Daniel’s style can be described as laid-back yet complex. The synth on “Sailor, Baby” dances around Eric Kuhn’s percussion before guitar and bass enter towards the track’s end, mixing a simple intro with a more layered outro. The song is a solidly crafted piece of music, but its length is unjustified with too little happening and too few unique ideas. The same can be said of “Deer Park Opening,” which fades in and out through hazy synth that, while somewhat haunting, is rather indiscernible from the ideas found on the title track. This issue spreads through the whole project. Though nothing found on Language Lessons is bad, very little of it displays interesting or new ideas.
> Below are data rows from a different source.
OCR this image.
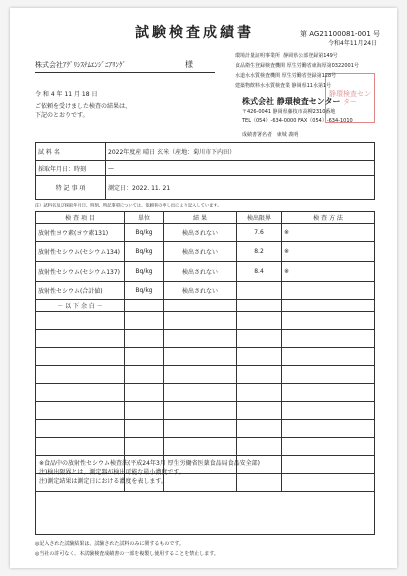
試験検査成績書	第 AG21100081-001 号
令和4年11月24日
株式会社ｱｸﾞﾘｼｽﾃﾑｴﾝｼﾞﾆｱﾘﾝｸﾞ	様
環境計量証明事業所 静岡県公部登録第149号
食品衛生登録検査機関 厚生労働省東海厚第0322001号
水道水水質検査機関 厚生労働省登録第128号
建築物飲料水水質検査業 静岡県11水第1号
静環検査センター
令 和 4 年 11 月 18 日
ご依頼を受けました検査の結果は、
下記のとおりです。
株式会社 静環検査センター
〒426-0041 静岡県藤枝市高柳2310番地
TEL（054）-634-0000 FAX（054）-634-1010
成績書署名者 東城 義明
試 料 名	2022年度産 晴日 玄米（産地：菊川市下内田）
採取年月日：時刻	—
特 記 事 項	測定日：2022. 11. 21
注）試料名及び採取年月日、時刻、特記事項については、依頼者の申し出により記入しています。
検 査 項 目	単位	結 果	検出限界	検 査 方 法
放射性ヨウ素(ヨウ素131)	Bq/kg	検出されない	7.6	※
放射性セシウム(セシウム134)	Bq/kg	検出されない	8.2	※
放射性セシウム(セシウム137)	Bq/kg	検出されない	8.4	※
放射性セシウム(合計値)	Bq/kg	検出されない		
－ 以 下 余 白 －				

※食品中の放射性セシウム検査法(平成24年3月 厚生労働省医薬食品局食品安全部)
注)検出限界とは、測定器が検出可能な最小濃度です。
注)測定結果は測定日における濃度を表します。
◎記入された試験結果は、試験された試料のみに関するものです。
◎当社の許可なく、本試験検査成績書の一部を複製し使用することを禁止します。
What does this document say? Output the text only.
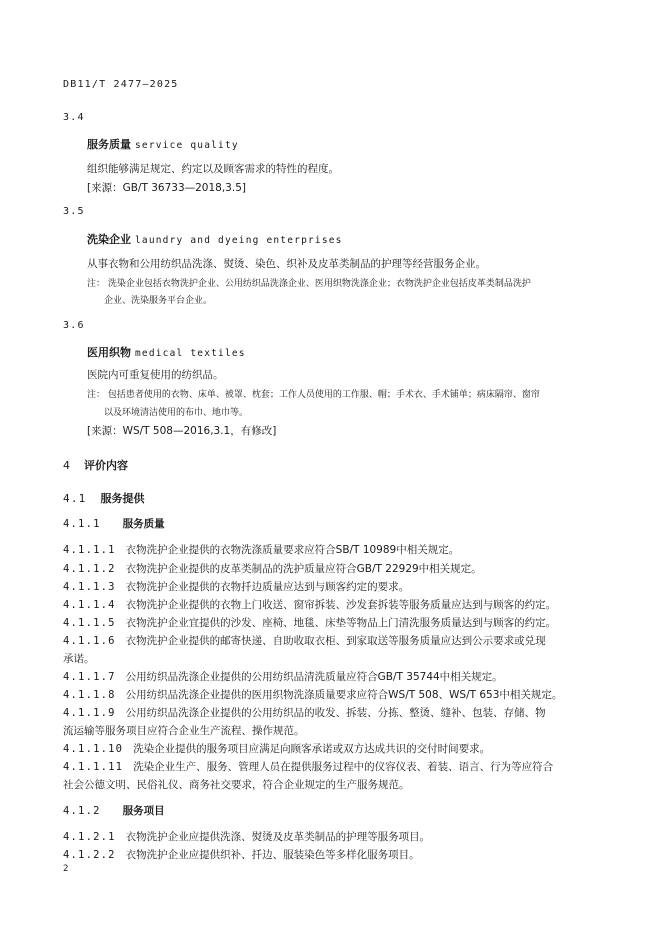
DB11/T 2477—2025
3.4
服务质量 service quality
组织能够满足规定、约定以及顾客需求的特性的程度。
[来源：GB/T 36733—2018,3.5]
3.5
洗染企业 laundry and dyeing enterprises
从事衣物和公用纺织品洗涤、熨烫、染色、织补及皮革类制品的护理等经营服务企业。
注： 洗染企业包括衣物洗护企业、公用纺织品洗涤企业、医用织物洗涤企业；衣物洗护企业包括皮革类制品洗护
企业、洗染服务平台企业。
3.6
医用织物 medical textiles
医院内可重复使用的纺织品。
注： 包括患者使用的衣物、床单、被罩、枕套；工作人员使用的工作服、帽；手术衣、手术铺单；病床隔帘、窗帘
以及环境清洁使用的布巾、地巾等。
[来源：WS/T 508—2016,3.1，有修改]
4 评价内容
4.1 服务提供
4.1.1 服务质量
4.1.1.1 衣物洗护企业提供的衣物洗涤质量要求应符合SB/T 10989中相关规定。
4.1.1.2 衣物洗护企业提供的皮革类制品的洗护质量应符合GB/T 22929中相关规定。
4.1.1.3 衣物洗护企业提供的衣物扦边质量应达到与顾客约定的要求。
4.1.1.4 衣物洗护企业提供的衣物上门收送、窗帘拆装、沙发套拆装等服务质量应达到与顾客的约定。
4.1.1.5 衣物洗护企业宜提供的沙发、座椅、地毯、床垫等物品上门清洗服务质量达到与顾客的约定。
4.1.1.6 衣物洗护企业提供的邮寄快递、自助收取衣柜、到家取送等服务质量应达到公示要求或兑现
承诺。
4.1.1.7 公用纺织品洗涤企业提供的公用纺织品清洗质量应符合GB/T 35744中相关规定。
4.1.1.8 公用纺织品洗涤企业提供的医用织物洗涤质量要求应符合WS/T 508、WS/T 653中相关规定。
4.1.1.9 公用纺织品洗涤企业提供的公用纺织品的收发、拆装、分拣、整烫、缝补、包装、存储、物
流运输等服务项目应符合企业生产流程、操作规范。
4.1.1.10 洗染企业提供的服务项目应满足向顾客承诺或双方达成共识的交付时间要求。
4.1.1.11 洗染企业生产、服务、管理人员在提供服务过程中的仪容仪表、着装、语言、行为等应符合
社会公德文明、民俗礼仪、商务社交要求，符合企业规定的生产服务规范。
4.1.2 服务项目
4.1.2.1 衣物洗护企业应提供洗涤、熨烫及皮革类制品的护理等服务项目。
4.1.2.2 衣物洗护企业应提供织补、扦边、服装染色等多样化服务项目。
2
Language Lessons is a frustrating mix of skilled musicianship and underdeveloped songs. Some entries, like “Smoke Rainbow (through the color glass),” suggest exciting potential with the first minute or so presenting an interesting blend of organ and twisted production. Still, other entries sound like an arcade game’s background music–which isn’t necessarily a bad thing, except when that sound is stretched beyond its welcome. Maybe Language Lessons would work as a film soundtrack, but it doesn’t exactly work on its own.